Ci sono molte morti a Roma nel 1656 e negli anni a seguire, anni in cui imperversa la peste… Morti che continuano anche dopo che la peste cessa… morti soprattutto di uomini, morti apparentemente naturali. Ma qualcosa non quadra. Gli uomini dopo la morte sembrano più floridi e sani di quando erano in vita. Giulia è un’esperta di erbe e di spezie. Sa curare con erbe e spezie ma con quelle stesse erbe e spezie ha anche imparato ad uccidere. Lo ha imparato dalla madre e lo ha tramandato a sua figlia. La peste aiuta Giulia e le sue compagne a distribuire un veleno mortale inodore e insapore alle donne che avevano bisogno di liberarsi da uomini violenti. Giulia lo fa per salvare la vita di donne messe costantemente in pericolo dalla violenza dei mariti e spesso lo fa senza compenso.
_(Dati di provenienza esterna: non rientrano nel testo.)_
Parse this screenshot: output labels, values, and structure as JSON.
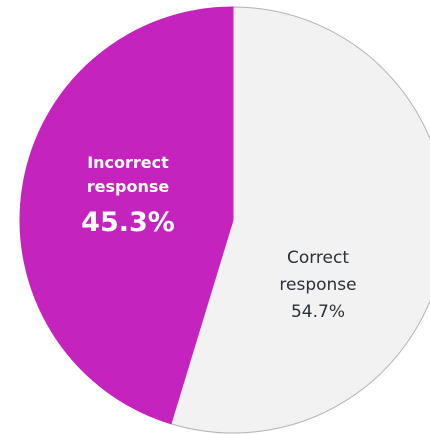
{
  "chart_data": {
    "type": "pie",
    "title": "",
    "start_angle_deg": 0,
    "direction": "clockwise",
    "slices": [
      {
        "name": "Correct response",
        "label_lines": [
          "Correct",
          "response"
        ],
        "value": 54.7,
        "value_label": "54.7%",
        "color": "#f2f2f2",
        "stroke": "#b3b3b3",
        "label_color": "#2b3137"
      },
      {
        "name": "Incorrect response",
        "label_lines": [
          "Incorrect",
          "response"
        ],
        "value": 45.3,
        "value_label": "45.3%",
        "color": "#c424bd",
        "stroke": "#c424bd",
        "label_color": "#ffffff"
      }
    ]
  }
}
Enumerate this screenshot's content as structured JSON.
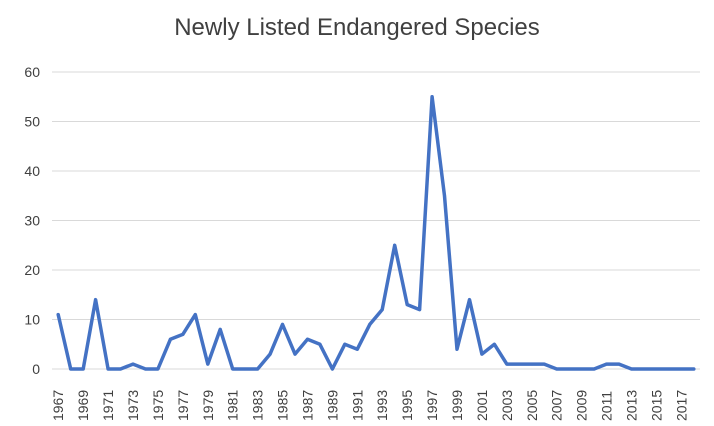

Tuttavia, col cessare della peste e in seguito alla morte di un cardinale, la situazione sfugge di mano e Giulia e la sua cerchia sono sempre più braccate dall’inquisizione. Sono poche le tracce storiche della presenza di donne avvelenatrici. Da quelle poche tracce, l’autrice ha costruito questo romanzo in cui il contesto storico è sicuramente ben delineato. Nonostante ciò, qualcosa nello stile di scrittura non mi ha coinvolta mai davvero. Anche se il libro si legge gradevolmente, a mio gusto manca quel mordente che avrebbe potuto rendere la storia molto più trascinante.